The chancellor, Philip Hammond, has promised to invest £1bn in UK digital infrastructure by 2020/21 – implementing a full-fibre network.
In his first Autumn Statement, Hammond said the government will make £1bn available to help the private sector introduce nationwide super-fast fibre optic broadband, and support the first 5G mobile networks, over the course of this parliament.
To support UK businesses in the transition to greater broadband connectivity, Hammond also stated that from April next year the government will provide full, 100 per cent business rate relief on new super-fast fibre optic broadband investment for five years.
“Our future transport, business and lifestyle needs will require world class digital infrastructure to underpin them,” Hammond said in his speech to a packed House of Commons on 23 November.
“My ambition is for the UK to become a world leader in 5G. That means a full-fibre network: a step-change in [broadband] speed, security and reliability.”

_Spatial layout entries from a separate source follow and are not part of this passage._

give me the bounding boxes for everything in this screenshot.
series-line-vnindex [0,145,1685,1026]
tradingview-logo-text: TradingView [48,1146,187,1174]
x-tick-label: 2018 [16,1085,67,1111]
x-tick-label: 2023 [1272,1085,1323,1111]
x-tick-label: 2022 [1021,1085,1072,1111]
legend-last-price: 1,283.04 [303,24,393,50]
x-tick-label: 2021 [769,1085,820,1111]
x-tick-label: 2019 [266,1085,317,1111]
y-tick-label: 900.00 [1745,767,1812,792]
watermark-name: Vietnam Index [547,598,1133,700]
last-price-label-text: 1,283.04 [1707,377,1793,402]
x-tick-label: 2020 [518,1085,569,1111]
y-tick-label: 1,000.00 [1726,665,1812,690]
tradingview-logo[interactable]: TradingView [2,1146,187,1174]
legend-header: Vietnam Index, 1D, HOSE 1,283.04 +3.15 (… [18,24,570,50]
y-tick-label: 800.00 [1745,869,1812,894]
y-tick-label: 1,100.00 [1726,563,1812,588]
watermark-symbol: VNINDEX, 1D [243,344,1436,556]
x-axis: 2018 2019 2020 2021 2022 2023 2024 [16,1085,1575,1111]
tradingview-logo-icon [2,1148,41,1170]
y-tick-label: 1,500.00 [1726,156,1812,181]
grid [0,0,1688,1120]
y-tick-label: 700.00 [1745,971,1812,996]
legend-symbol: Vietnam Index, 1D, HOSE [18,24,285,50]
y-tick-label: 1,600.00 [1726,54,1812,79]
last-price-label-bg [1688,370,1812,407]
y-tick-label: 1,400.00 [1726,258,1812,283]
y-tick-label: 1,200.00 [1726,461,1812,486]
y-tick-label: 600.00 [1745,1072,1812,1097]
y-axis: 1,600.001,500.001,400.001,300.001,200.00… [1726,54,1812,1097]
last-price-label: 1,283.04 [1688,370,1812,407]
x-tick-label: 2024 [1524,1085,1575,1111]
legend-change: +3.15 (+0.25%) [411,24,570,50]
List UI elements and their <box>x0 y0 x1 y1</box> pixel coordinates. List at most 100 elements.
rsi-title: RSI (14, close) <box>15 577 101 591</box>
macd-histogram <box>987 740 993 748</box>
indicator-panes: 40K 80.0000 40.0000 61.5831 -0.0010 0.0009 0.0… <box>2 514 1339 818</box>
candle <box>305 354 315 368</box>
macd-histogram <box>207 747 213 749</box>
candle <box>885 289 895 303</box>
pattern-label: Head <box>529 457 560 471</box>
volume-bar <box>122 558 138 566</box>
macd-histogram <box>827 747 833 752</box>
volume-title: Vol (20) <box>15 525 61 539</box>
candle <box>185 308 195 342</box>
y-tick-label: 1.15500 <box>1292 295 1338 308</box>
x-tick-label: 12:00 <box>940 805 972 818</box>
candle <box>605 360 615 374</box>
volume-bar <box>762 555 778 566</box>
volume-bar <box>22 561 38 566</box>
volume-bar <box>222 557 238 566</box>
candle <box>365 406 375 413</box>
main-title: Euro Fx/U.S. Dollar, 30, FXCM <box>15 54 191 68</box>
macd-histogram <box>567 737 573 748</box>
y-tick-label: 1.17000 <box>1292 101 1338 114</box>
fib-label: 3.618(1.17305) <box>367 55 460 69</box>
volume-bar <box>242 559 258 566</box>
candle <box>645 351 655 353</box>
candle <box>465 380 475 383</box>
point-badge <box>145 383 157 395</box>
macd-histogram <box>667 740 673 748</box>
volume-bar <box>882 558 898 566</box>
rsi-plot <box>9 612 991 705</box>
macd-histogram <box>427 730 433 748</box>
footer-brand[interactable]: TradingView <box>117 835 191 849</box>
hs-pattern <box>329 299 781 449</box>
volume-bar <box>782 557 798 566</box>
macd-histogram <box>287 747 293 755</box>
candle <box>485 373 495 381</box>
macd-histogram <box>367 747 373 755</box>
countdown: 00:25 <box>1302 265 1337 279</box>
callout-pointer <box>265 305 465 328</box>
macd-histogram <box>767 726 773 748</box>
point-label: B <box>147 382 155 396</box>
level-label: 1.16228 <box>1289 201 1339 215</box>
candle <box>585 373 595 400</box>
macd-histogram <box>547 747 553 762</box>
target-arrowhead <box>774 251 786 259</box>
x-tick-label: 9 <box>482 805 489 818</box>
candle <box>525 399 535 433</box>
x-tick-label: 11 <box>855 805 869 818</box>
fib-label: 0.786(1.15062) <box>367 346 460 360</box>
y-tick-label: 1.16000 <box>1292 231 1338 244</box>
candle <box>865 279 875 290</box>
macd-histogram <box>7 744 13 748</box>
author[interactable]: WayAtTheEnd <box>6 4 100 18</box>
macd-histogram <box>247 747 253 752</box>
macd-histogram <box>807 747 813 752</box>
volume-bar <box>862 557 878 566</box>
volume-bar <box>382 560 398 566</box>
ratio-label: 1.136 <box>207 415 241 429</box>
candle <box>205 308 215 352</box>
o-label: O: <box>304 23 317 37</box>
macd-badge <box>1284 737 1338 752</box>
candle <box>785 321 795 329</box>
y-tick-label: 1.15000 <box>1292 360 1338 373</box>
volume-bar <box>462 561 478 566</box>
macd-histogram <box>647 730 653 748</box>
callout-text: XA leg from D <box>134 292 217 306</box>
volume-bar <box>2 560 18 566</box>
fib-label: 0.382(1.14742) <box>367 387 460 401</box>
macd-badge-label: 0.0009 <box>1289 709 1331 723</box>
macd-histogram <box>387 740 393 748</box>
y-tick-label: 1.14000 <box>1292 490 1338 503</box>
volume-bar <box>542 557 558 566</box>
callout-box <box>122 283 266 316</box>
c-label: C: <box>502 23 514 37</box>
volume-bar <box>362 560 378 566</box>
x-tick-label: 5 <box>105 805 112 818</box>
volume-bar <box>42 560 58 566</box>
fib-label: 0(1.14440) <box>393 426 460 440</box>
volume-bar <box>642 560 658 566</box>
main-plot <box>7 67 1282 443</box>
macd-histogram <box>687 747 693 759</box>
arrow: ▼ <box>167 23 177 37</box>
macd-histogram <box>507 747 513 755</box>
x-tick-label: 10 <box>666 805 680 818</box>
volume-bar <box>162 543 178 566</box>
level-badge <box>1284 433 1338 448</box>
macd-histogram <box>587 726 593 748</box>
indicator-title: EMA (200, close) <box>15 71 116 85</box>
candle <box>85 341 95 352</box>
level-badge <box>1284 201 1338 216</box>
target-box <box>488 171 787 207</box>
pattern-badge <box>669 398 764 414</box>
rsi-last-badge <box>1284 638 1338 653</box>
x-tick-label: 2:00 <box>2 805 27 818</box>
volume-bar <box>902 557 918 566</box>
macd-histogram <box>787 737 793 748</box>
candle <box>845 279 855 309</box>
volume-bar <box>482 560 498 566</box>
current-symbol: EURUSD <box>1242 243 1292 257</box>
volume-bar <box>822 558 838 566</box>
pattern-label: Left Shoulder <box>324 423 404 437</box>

The promise to invest in digital infrastructure is one of a number of commitments the chancellor has made to “turbocharge” UK productivity, which Hammond claimed had been set back by uncertainty caused by this year’s Brexit referendum.
Overall, the chancellor said that the government would invest 0.8 per cent of GDP on economic infrastructure project this year, with the proportion increasing to between 1 per cent and 1.2 per cent a year after 2020.
Hammond added: “We must sustain this effort over the long-term if we are to make a lasting difference to the UK’s productivity performance.”
Small business decision makers have welcomed the government’s renewed commitment to digital.
Commenting on the announcement, chief economist and the EEF, the UK association of manufacturers, Lee Hopley, said: “It is encouraging to see government playing a far more active role in supporting the delivery of infrastructure in this commercial market.
“The government has seen the ‘light’ in backing a full fibre digital network right to the doors of businesses across the country.”
Digital providers have also welcomed news of further investment. European vice president at fibre optic solutions provider Brocade, Marcus Jewell, said: “Availability of full-fibre broadband 5G internet trials promised by the government is especially vital if the UK is going to maintain its position as a digital innovator.
“For too long huge swathes of the country have been stuck with poor connectivity, this announcement is a key next step for the UK’s digital infrastructure.”
Lee Hopley, chief economist at EEF, commented: “The government has seen the ‘light’ in backing a full fibre digital network right to the doors of businesses across the country. This will not only deliver on speeds but also resolve the issue of reliability, latency and resilience, while also future proofing a critical national infrastructure network.”